Cupins de Madeira Seca

   Vivem em madeiras com relativamente baixo teor de umidade. Eles não necessitam ter contato com o solo ou com outra fonte de umidade. A própria madeira e o ambiente em que vivem provêem a umidade que necessitam para sobreviver. Causam grandes prejuízos econômicos.

   O soldado deste cupim apresenta uma cabeça dura e volumosa (do tipo fragmótica cilindróide e truncada na frente), de cor castanho avermelhada, escura a quase negra, que contrasta com o colorido esbranquiçado do resto do corpo. A cabeça é utilizada para obstrução dos canais, quando é necessário defender o ninho.
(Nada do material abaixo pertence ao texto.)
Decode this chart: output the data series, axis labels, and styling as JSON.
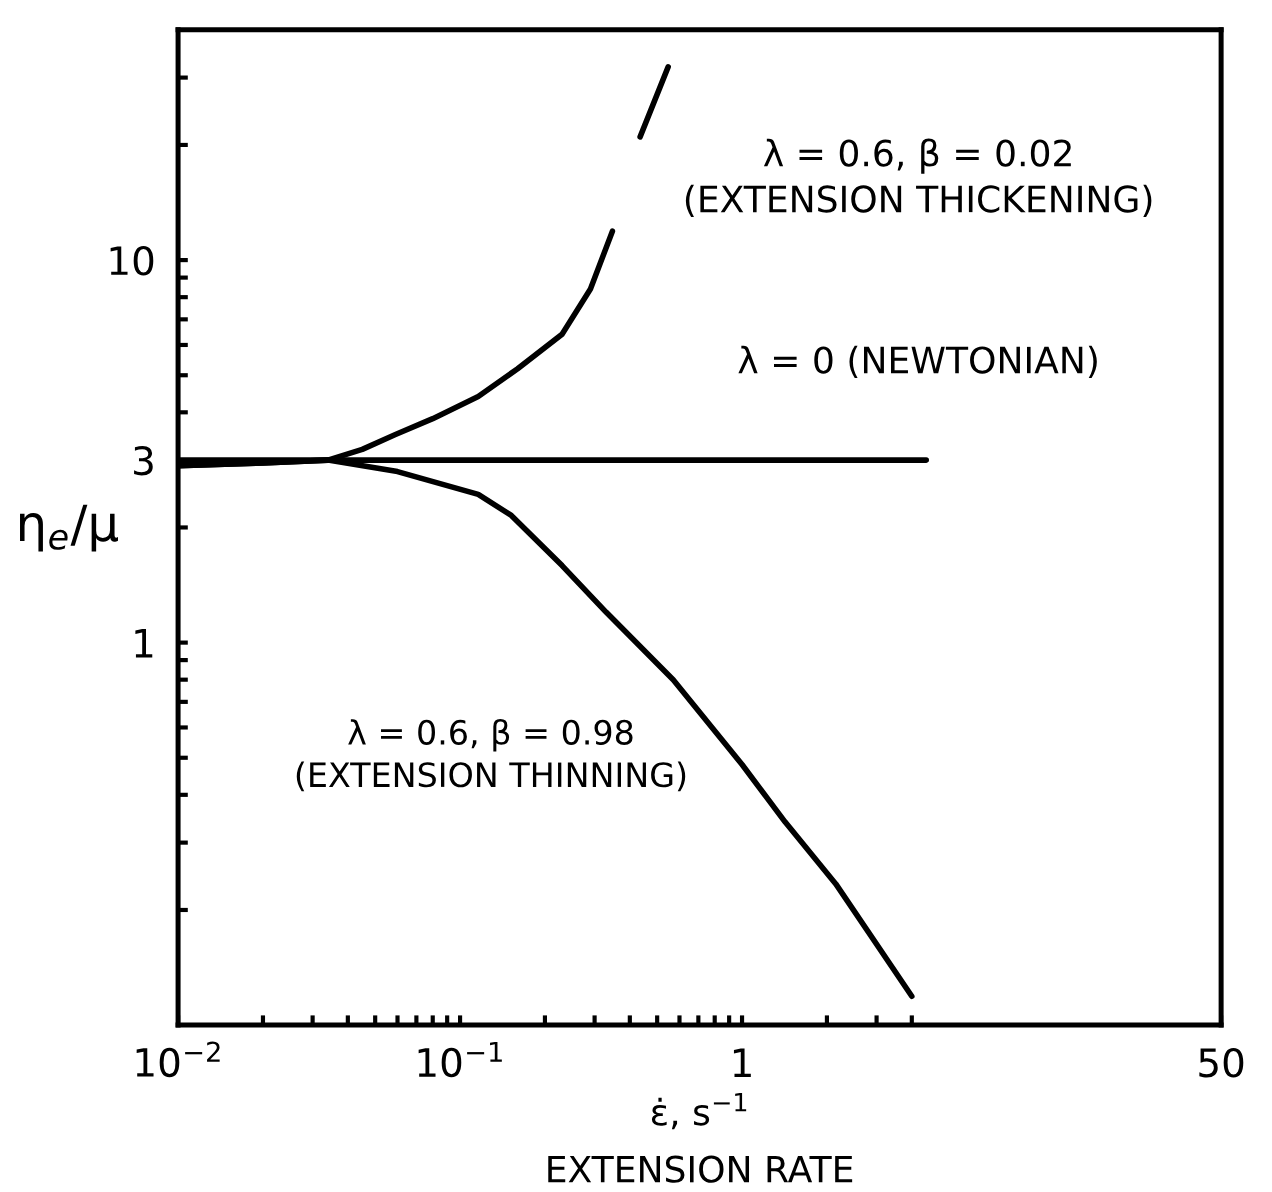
{
  "chart_data": {
    "type": "line",
    "xlabel": "ε̇, s$^{−1}$\nEXTENSION RATE",
    "ylabel": "η$_{e}$/μ",
    "log": "xy",
    "grid": false,
    "marker": "none",
    "line_style": "solid",
    "xlim": [
      0.01,
      50
    ],
    "ylim": [
      0.1,
      40
    ],
    "xticks": [
      {
        "value": 0.01,
        "label": "10$^{−2}$"
      },
      {
        "value": 0.02,
        "label": null
      },
      {
        "value": 0.03,
        "label": null
      },
      {
        "value": 0.04,
        "label": null
      },
      {
        "value": 0.05,
        "label": null
      },
      {
        "value": 0.06,
        "label": null
      },
      {
        "value": 0.07,
        "label": null
      },
      {
        "value": 0.08,
        "label": null
      },
      {
        "value": 0.09,
        "label": null
      },
      {
        "value": 0.1,
        "label": "10$^{−1}$"
      },
      {
        "value": 0.2,
        "label": null
      },
      {
        "value": 0.3,
        "label": null
      },
      {
        "value": 0.4,
        "label": null
      },
      {
        "value": 0.5,
        "label": null
      },
      {
        "value": 0.6,
        "label": null
      },
      {
        "value": 0.7,
        "label": null
      },
      {
        "value": 0.8,
        "label": null
      },
      {
        "value": 0.9,
        "label": null
      },
      1,
      {
        "value": 2,
        "label": null
      },
      {
        "value": 3,
        "label": null
      },
      {
        "value": 4,
        "label": null
      },
      50
    ],
    "yticks": [
      {
        "value": 0.2,
        "label": null
      },
      {
        "value": 0.3,
        "label": null
      },
      {
        "value": 0.4,
        "label": null
      },
      {
        "value": 0.5,
        "label": null
      },
      {
        "value": 0.6,
        "label": null
      },
      {
        "value": 0.7,
        "label": null
      },
      {
        "value": 0.8,
        "label": null
      },
      {
        "value": 0.9,
        "label": null
      },
      1,
      {
        "value": 2,
        "label": null
      },
      3,
      {
        "value": 4,
        "label": null
      },
      {
        "value": 5,
        "label": null
      },
      {
        "value": 6,
        "label": null
      },
      {
        "value": 7,
        "label": null
      },
      {
        "value": 8,
        "label": null
      },
      {
        "value": 9,
        "label": null
      },
      10,
      {
        "value": 20,
        "label": null
      },
      {
        "value": 30,
        "label": null
      }
    ],
    "series": [
      {
        "color": "#000000",
        "x": [
          0.01,
          0.02,
          0.034,
          0.045,
          0.059,
          0.08,
          0.116,
          0.16,
          0.23,
          0.29,
          0.347,
          0.39,
          0.435,
          0.547
        ],
        "values": [
          2.9,
          2.95,
          3.0,
          3.2,
          3.5,
          3.85,
          4.4,
          5.2,
          6.4,
          8.4,
          11.9,
          null,
          21,
          32
        ]
      },
      {
        "color": "#000000",
        "x": [
          0.01,
          4.5
        ],
        "values": [
          3,
          3
        ]
      },
      {
        "color": "#000000",
        "x": [
          0.01,
          0.02,
          0.034,
          0.06,
          0.116,
          0.152,
          0.23,
          0.33,
          0.57,
          1,
          1.42,
          2.15,
          4.0
        ],
        "values": [
          2.9,
          2.95,
          3.0,
          2.8,
          2.44,
          2.15,
          1.59,
          1.2,
          0.8,
          0.48,
          0.34,
          0.234,
          0.119
        ]
      }
    ],
    "annotations": [
      "λ = 0.6, β = 0.02\n(EXTENSION THICKENING)",
      "λ = 0 (NEWTONIAN)",
      "λ = 0.6, β = 0.98\n(EXTENSION THINNING)"
    ]
  }
}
   Os casais formados após a revoada instalam-se diretamente na madeira, através de furos de prego, encaixe de peças, frestas, etc. Nas colônias maduras, a rainha é apenas ligeiramente maior que o rei.


Cupins Subterrâneos

   Formam seus ninhos na superfície da terra ou em outros locais seguros. Necessitam de uma grande fonte de umidade. Alimentam-se de madeira durante todo o seu ciclo biológico. Para atingir fontes de alimentação (madeira), na maioria das vezes utilizam-se de vãos e frestas existentes na alvenaria ou da passagem de condutores e conduítes de energia. Possuem aversão à luz, fora do ciclo de reprodução, por isto preferem se abrigar e formar seus ninhos ou colônias em locais escuros e escondidos. Disseminam suas colônias, principalmente na época da primavera e verão. São atraídos pela luz durante o ciclo reprodutivo (cupins alados). São conhecidos como siriris ou aleluias que circundam as lâmpadas. Após o período da reprodução, formam novas colônias no interior da madeira. Podem atingir grandes distâncias e altura. Depreciação do imóvel, destruição de peças do mobiliário, peças decorativas, livros, desabamento de forros e telhados etc., são alguns dos prejuízos causados pelos cupins.